70,07km – 9h42′

6°C au départ de ce matin : la preuve que nous descendons bien vers le sud.
Le ciel est dégagé et l’on peut enfin apercevoir l’immense chaîne des Alpes du Sud, et même tout au loin son point culminant, le mont Cook. Mais nous y reviendront en temps voulu.

Nous reprenons notre route sur la highway 6. Aujourd’hui semble être une journée moins sauvage qu’hier. En attestent les plusieurs petites villes que nous traversons ce matin : Kaihinu, Hokitika, Katutai, Mananui, Ruatapu. Attention, pas d’enflammage non plus, la plus grande ville de la région nous l’avons déjà passé hier : Greymouth et ses 10 000 habitants. C’est dire le peu de monde qui vit sur la côte ouest.
A noter que, mis à part les grosses villes dont les noms ont été anglicisés (Wellington, Auckland, Christchurch…), on remarque que les racines maories sont présentes un peu partout dans le pays.

Le nombre d’habitations et de commerces à vendre est toujours aussi important. L’île du sud pourtant réputée comme touristique, semble être désertée. Nous avons du mal à comprendre pourquoi aussi peu de cafés bordent les routes. Certes la côte ouest est sacrément abrupte par endroit, et s’y installer ne doit pas être une mince affaire, mais j’ai surtout le sentiment que c’est une question de rentabilité.

Nous suivons la voie ferrée depuis plusieurs jours maintenant. Ce n’est pas la première fois que nous apercevons des morceaux de l’ancienne voie, souvent placés juste à côté façon « pièce de musée » et accompagnés d’un panneau explicatif.

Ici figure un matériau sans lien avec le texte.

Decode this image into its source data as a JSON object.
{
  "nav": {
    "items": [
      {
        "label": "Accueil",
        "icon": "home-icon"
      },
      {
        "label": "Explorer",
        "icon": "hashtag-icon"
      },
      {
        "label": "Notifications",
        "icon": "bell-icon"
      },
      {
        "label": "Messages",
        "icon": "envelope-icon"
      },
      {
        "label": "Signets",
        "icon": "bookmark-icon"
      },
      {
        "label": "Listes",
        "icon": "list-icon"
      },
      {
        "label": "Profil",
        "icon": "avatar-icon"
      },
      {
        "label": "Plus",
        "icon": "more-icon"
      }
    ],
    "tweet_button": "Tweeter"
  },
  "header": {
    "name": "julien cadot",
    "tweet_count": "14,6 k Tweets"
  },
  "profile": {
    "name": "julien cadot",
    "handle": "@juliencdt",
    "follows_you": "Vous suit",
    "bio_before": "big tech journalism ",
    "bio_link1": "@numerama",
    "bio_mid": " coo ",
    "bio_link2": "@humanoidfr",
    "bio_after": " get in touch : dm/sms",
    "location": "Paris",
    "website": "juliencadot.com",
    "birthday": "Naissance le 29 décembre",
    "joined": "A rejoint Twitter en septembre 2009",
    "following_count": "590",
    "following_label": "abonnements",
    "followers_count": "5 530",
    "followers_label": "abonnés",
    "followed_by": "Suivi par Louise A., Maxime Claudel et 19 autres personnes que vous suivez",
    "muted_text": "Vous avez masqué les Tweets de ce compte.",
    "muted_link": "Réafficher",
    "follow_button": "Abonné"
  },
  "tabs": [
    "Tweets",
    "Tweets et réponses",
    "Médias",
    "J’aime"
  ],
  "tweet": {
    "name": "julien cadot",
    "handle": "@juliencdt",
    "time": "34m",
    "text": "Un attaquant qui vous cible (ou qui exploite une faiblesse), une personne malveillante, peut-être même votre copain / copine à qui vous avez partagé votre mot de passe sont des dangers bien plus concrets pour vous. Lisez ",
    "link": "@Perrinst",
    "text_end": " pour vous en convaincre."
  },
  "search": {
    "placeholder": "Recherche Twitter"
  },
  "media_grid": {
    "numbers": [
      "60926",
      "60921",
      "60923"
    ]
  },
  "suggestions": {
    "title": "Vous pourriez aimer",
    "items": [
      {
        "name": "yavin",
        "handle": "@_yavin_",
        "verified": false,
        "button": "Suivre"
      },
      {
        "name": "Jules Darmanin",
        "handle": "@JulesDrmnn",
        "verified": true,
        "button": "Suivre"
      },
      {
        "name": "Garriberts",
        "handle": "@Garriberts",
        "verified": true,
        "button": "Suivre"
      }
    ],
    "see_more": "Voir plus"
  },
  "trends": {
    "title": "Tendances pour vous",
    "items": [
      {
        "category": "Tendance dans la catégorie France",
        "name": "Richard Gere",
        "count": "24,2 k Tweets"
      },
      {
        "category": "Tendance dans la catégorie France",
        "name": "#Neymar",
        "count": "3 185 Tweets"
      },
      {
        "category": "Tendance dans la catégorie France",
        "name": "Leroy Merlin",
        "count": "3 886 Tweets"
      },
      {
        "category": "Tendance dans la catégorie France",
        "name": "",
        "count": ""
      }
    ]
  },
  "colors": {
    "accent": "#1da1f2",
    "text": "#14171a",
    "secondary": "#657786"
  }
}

Celui d’aujourd’hui nous explique que la construction du chemin de fer s’est achevée en 1893, après 4 ans de travaux.
Si au début il ne servait qu’à transporter du bois et du charbon (les plus grandes industries locales de l’époque), il a par la suite permis à des passagers humains de voyager, jusqu’en 1967. De nos jours son utilisation est de nouveau restreinte au transport de marchandises.

Notre route se poursuit. Serge est bien aujourd’hui. La température est idéale pour courir, et le dénivelé pratiquement nul. C’est le retour des grandes lignes droites, et en comparaison avec ces derniers jours, cela fait du bien. Fini les routes en zig zag à flanc de montagne, vive le plat pays ! Mais mieux vaut savourer car cela risque de ne pas durer longtemps.

A la mi-journée le ravitaillement coïncide avec le lac Mahinapua. Petite virée express le temps d’admirer le paysage, et de comprendre que cet étendue d’eau n’est autre que le résultat de la fonte de glaciers, et qui étaient autrement plus imposants avant.

Juste à côté du lac existe un sanctuaire pour oiseaux. Il est vrai que cette mini-jungle regorge de volatiles et les cris qu’ils poussent sont toujours aussi exotiques. En particulier celui du tui, un petit oiseau noir et bleu avec quelques plumes blanches sous le cou qui lui donnent un air très coquet. Son cri est le son le plus étrange que j’ai jamais entendu de la part d’un animal.

Cela n’était encore jamais arrivé. A chaque fois il y avait une bonne excuse, ou un problème technique, mais aujourd’hui Serge a décidé de faire la grève. La grève de la caméra.
« Pas le temps de me filmer, j’avance trop bien aujourd’hui » nous lâche-t-il. Qu’à cela ne tienne, c’est donc Laure qui va s’occuper de la vidéo quotidienne.
Ce soir nous revenons sur nos pas, pour dormir à Ross, célèbre ville néo-zélandaise car c’est ici que la plus grosse pépite d’or du pays a été trouvée. 3,5kg pour être précis. Sacré trouvaille.
En attendant je vous dit à demain. Peut-être que nous aurons fait fortune d’ici là.